A dramatic influx of barnacle geese in South Iceland is raising concern among farmers whose crops are being compromised by these winged invaders, RÚV reports. A recent study shows that the geese are reducing hay harvests by as much as 24%, leading some to call for a longer hunting season to better control the birds’ population.

Last spring, the South East Iceland Nature Research Center investigated the effects of goose grazing on hay harvesting and found that on average, farmers whose fields are beset with barnacle geese are losing three hay bales per hectare (2.471 acres).

“…The fields are just completely stripped by those creatures when they leave at the start of May,” complained Björn Borgþór Þorbergsson, a farmer in Suðursveit. “For example, the thing that was worst about the spring was that there was double the amount of manure and half the harvest on part of the fields.”

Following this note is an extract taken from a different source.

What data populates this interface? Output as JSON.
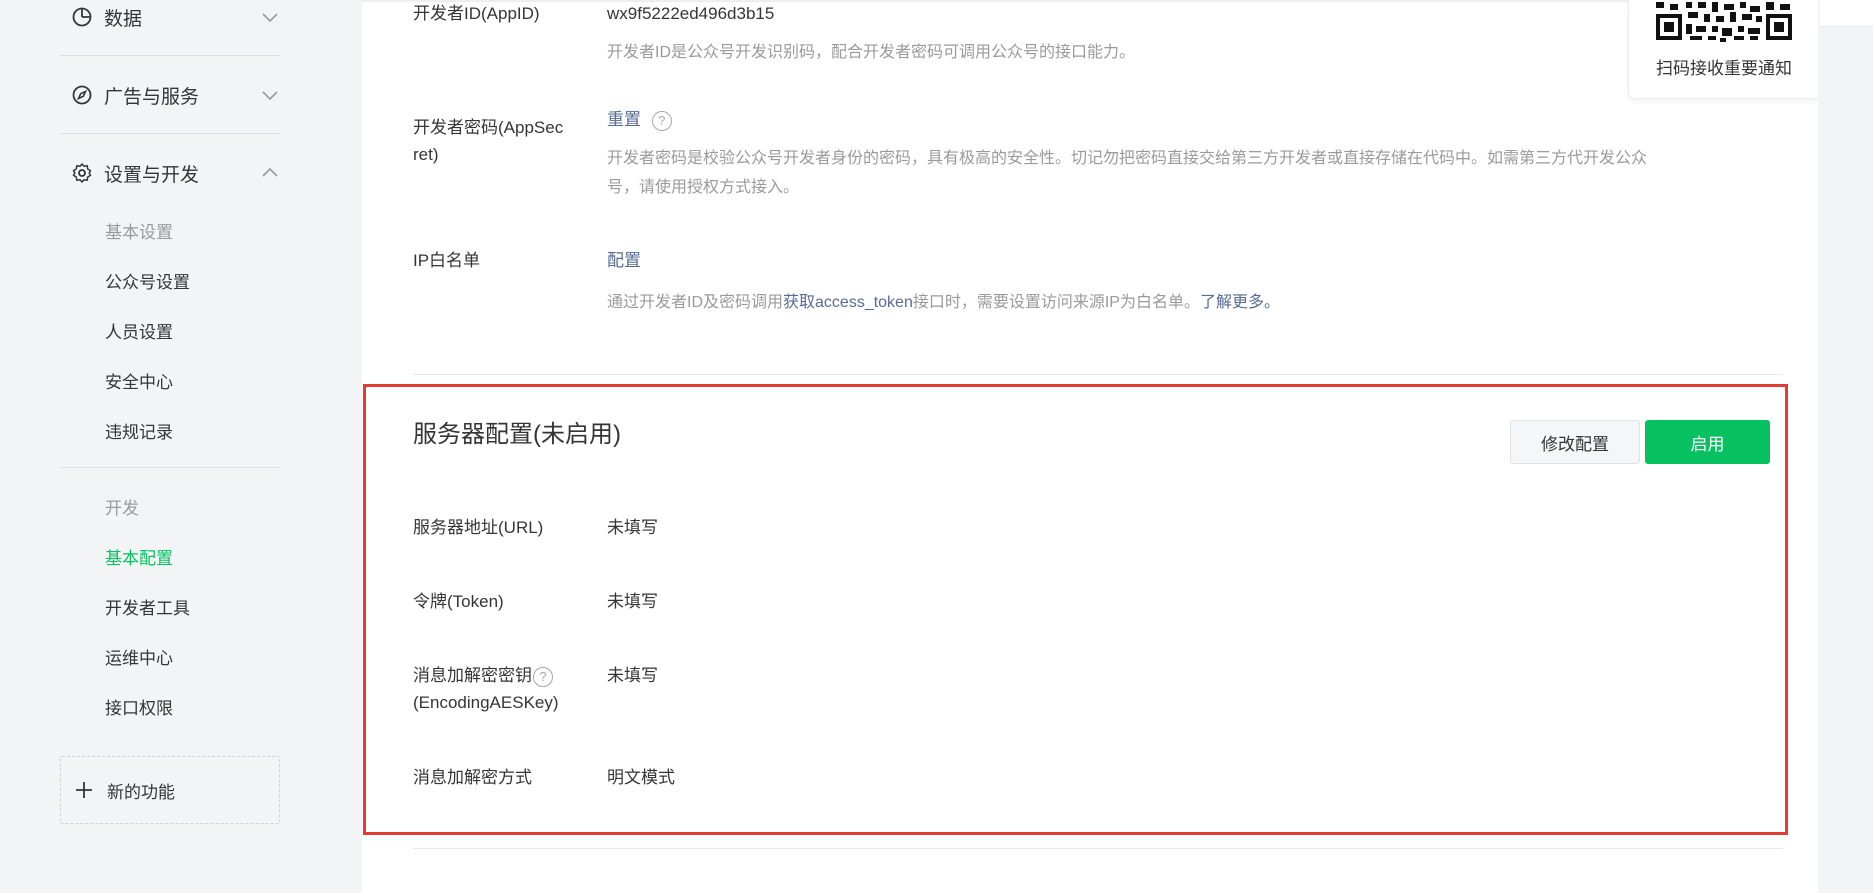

GPS trackers show that barnacle geese typically stop over in South and Southeast Iceland in the early part of spring, before continuing on to Greenland where they lay their eggs. The geese have increasingly started nesting in Iceland, however. In 2014, 360 barnacle geese nests were found on Skúmey island in the Jökusárlón glacial lagoon. This went up to 970 in 2017 and last summer, there were over 1,100.

“There’s very little you can really do about it yourself,” said Björn. “Shooting them always returns the best results, but as you know, you’re not allowed to do that in the spring.” Currently, the hunting season for geese begins on September 25, which according to Björn, isn’t early enough.

“[The barnacle goose] is haunting us over the summers, too. He’s become a local here.”